On Thursday, critics of the move that sent the parents of Muir's 265 students scrambling to find another school will hold a rally before the School Board meets ("Muir Parents Face Tight Deadline to Relocate Students," June 8, 2022).
Organizers of the rally include members of a slate of four School Board challengers trying to gain control of the School Board ("School Board Slate Eyes Major Shake-Up," September 1, 2022).
They note that School District officials have long known about the conditions at the predominantly minority school.
“If you don't listen when your employees tell you there's mold, the problem gets worse and you end up spending millions on mitigation and lawsuits," said Miles Warner, a member of the A Brighter Future slate.
"That's exactly what's happening, and it's our kids who suffer. It’s indicative of the fundamentally problematic culture of our school board and district management.
"The mold was known about for years and not addressed," Warner said. "Kids got sick and now the school is closed and we don't know when we'll get our neighborhood school back.”
In a letter to parents, staff and community members Tuesday, School District Superintendent Ben Drati provided an update on the status of the relocation of students and repairs to the Muir/SMASH campus in Ocean Park.
"We continue to hear from many parents who say their students have adapted well to their new school," Drati wrote, adding that "the process to repair and improve the Muir/SMASH campus is moving forward as planned."
"Again, we wish this relocation had not been necessary," Drati said. "I know I speak for the entire Board of Education and our district staff in once again expressing how sorry we are for the situation.
"We very much appreciate the resilience of our students and families."
Organizers of Thursday's rally outside District headquarters note that 60 percent of Muir students are minorities and 40 percent are low-income, a demographic that has suffered "persistent inequities in student achievement."

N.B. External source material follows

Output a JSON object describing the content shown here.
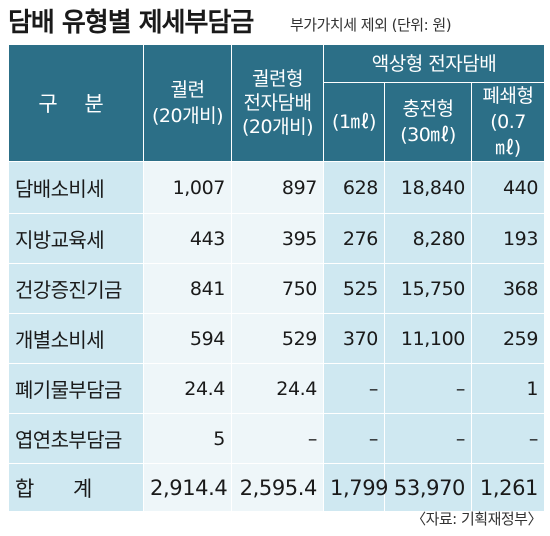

"Parents fear that learning loss from distance learning coupled with the closure of the school will further hinder students’ academic progress," the organizers said.
"After years of facility neglect, our school was taken from us in a process that served to confuse, disempower and disenfranchised the members of our community, many of whom are already marginalized," said TJ Hill, a John Muir parent and local civil rights and disability rights attorney.
"We have had enough of the inequitable treatment, broken promises and vague plans for the future of our school," Hill said.
In his letter, Drati noted that the architect the School Board voted to hire last month "will be on site in the coming days and weeks with investigations into the full range of water intrusion damage.
"We anticipate the design work to be completed this fall and the following step will be to submit the plan to the Division of State Architects (DSA)," Drati said.
The District also is in the process of hiring a contractor that is expected to begin construction in April with targeted campus reopening in August 2024.
"Throughout the process the school board will review and approve steps, and the community will be informed of the progress," Drati said.
Thursday's rally and press conference will take place at 5 p.m. at District headquarters, 1651 16th street.